A Gregotti la cultura architettonica italiana deve sicuramente la diffusione in campo internazionale, attraverso la sua partecipazione, in qualità di visiting professor, a corsi e conferenze in Gran Bretagna, Giappone, Stati Uniti e America del sud, dove il suo contributo culturale non si è mai appiattito o assuefatto alle mode del momento.

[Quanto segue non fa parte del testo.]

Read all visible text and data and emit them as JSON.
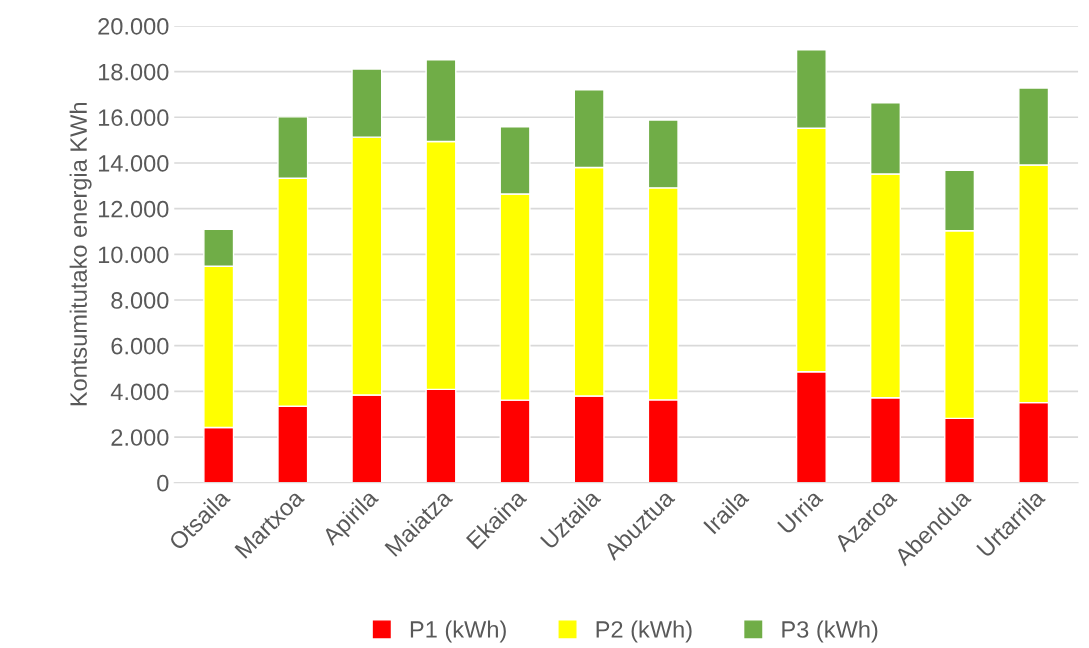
{
  "chart_data": {
    "type": "bar",
    "stacked": true,
    "ylabel": "Kontsumitutako energia KWh",
    "categories": [
      "Otsaila",
      "Martxoa",
      "Apirila",
      "Maiatza",
      "Ekaina",
      "Uztaila",
      "Abuztua",
      "Iraila",
      "Urria",
      "Azaroa",
      "Abendua",
      "Urtarrila"
    ],
    "series": [
      {
        "name": "P1 (kWh)",
        "color": "#ff0000",
        "values": [
          2420,
          3350,
          3840,
          4090,
          3620,
          3800,
          3630,
          null,
          4860,
          3720,
          2820,
          3510
        ]
      },
      {
        "name": "P2 (kWh)",
        "color": "#ffff00",
        "values": [
          7060,
          9980,
          11290,
          10850,
          9020,
          10000,
          9280,
          null,
          10660,
          9800,
          8210,
          10400
        ]
      },
      {
        "name": "P3 (kWh)",
        "color": "#70ad47",
        "values": [
          1620,
          2690,
          2980,
          3580,
          2940,
          3400,
          2970,
          null,
          3430,
          3110,
          2650,
          3370
        ]
      }
    ],
    "ylim": [
      0,
      20000
    ],
    "yticks": [
      0,
      {
        "value": 2000,
        "label": "2.000"
      },
      {
        "value": 4000,
        "label": "4.000"
      },
      {
        "value": 6000,
        "label": "6.000"
      },
      {
        "value": 8000,
        "label": "8.000"
      },
      {
        "value": 10000,
        "label": "10.000"
      },
      {
        "value": 12000,
        "label": "12.000"
      },
      {
        "value": 14000,
        "label": "14.000"
      },
      {
        "value": 16000,
        "label": "16.000"
      },
      {
        "value": 18000,
        "label": "18.000"
      },
      {
        "value": 20000,
        "label": "20.000"
      }
    ],
    "grid": "y",
    "legend": "bottom"
  }
}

Il suo interesse per l’architettura, e per l’arte più in generale, è riconoscibile in molte opere. La passione per la musica è espressa in due delle realizzazioni più significative. Il Centro Culturale di Belém a Lisbona (1993), firmato con Manuel Salgado, dove la soluzione dell’ambiente interno propone una reinterpretazione tipologica del teatro lirico: nel volume, quasi cubico, gli ordini dei palchi si allineano su pareti che piegano ad angolo retto, smontando completamente l’idea delle “finestre” che si affacciano curiose sulla platea del tradizionale teatro a ferro di cavallo. L’intero centro culturale costruisce una porzione urbana di ampie dimensioni che mette in collegamento alcune parti storiche della città atraverso una composizione, ordinata da un percorso longitudinale che si apre su una grande piazza interna all’ombra della torre scenica. La seconda sperimentazione su edifici musicali del tutto originale è costituita dal Teatro degli Arcimboldi a Milano (1996-2002) progettato in sostituzione della Scala, occupata da lavori di profonda ristrutturaziione. Se a Belém la ricerca è soprattutto all’interno della sala, qui l’attenzione è rivolta alla configurazione di un edificio posto in un’area periferica ex-industriale, che contravviene alla tradizione del teatro lirico nel centro storico della città. La distribuzione interna non si affida all’abbraccio dei palchi, bensì a tre ordini di gallerie che completano il piano inclinato dei gradoni della platea.

Gregotti muore di polmonite a Milano, che è oggi al centro di una situazione drammatica, soffocata da un’epidemia di cui ancora non si conosce la reale portata. Di lui si impone il ricordo del valore, della capacità e della dimensione culturale, non certo locale, che, proprio il giorno della sua scomparsa, a partire da Lisbona sta attraversando quei luoghi dove ha trovato forti radici quella cultura europea che la Milano del dopoguerra ha sostenuto con convinzione.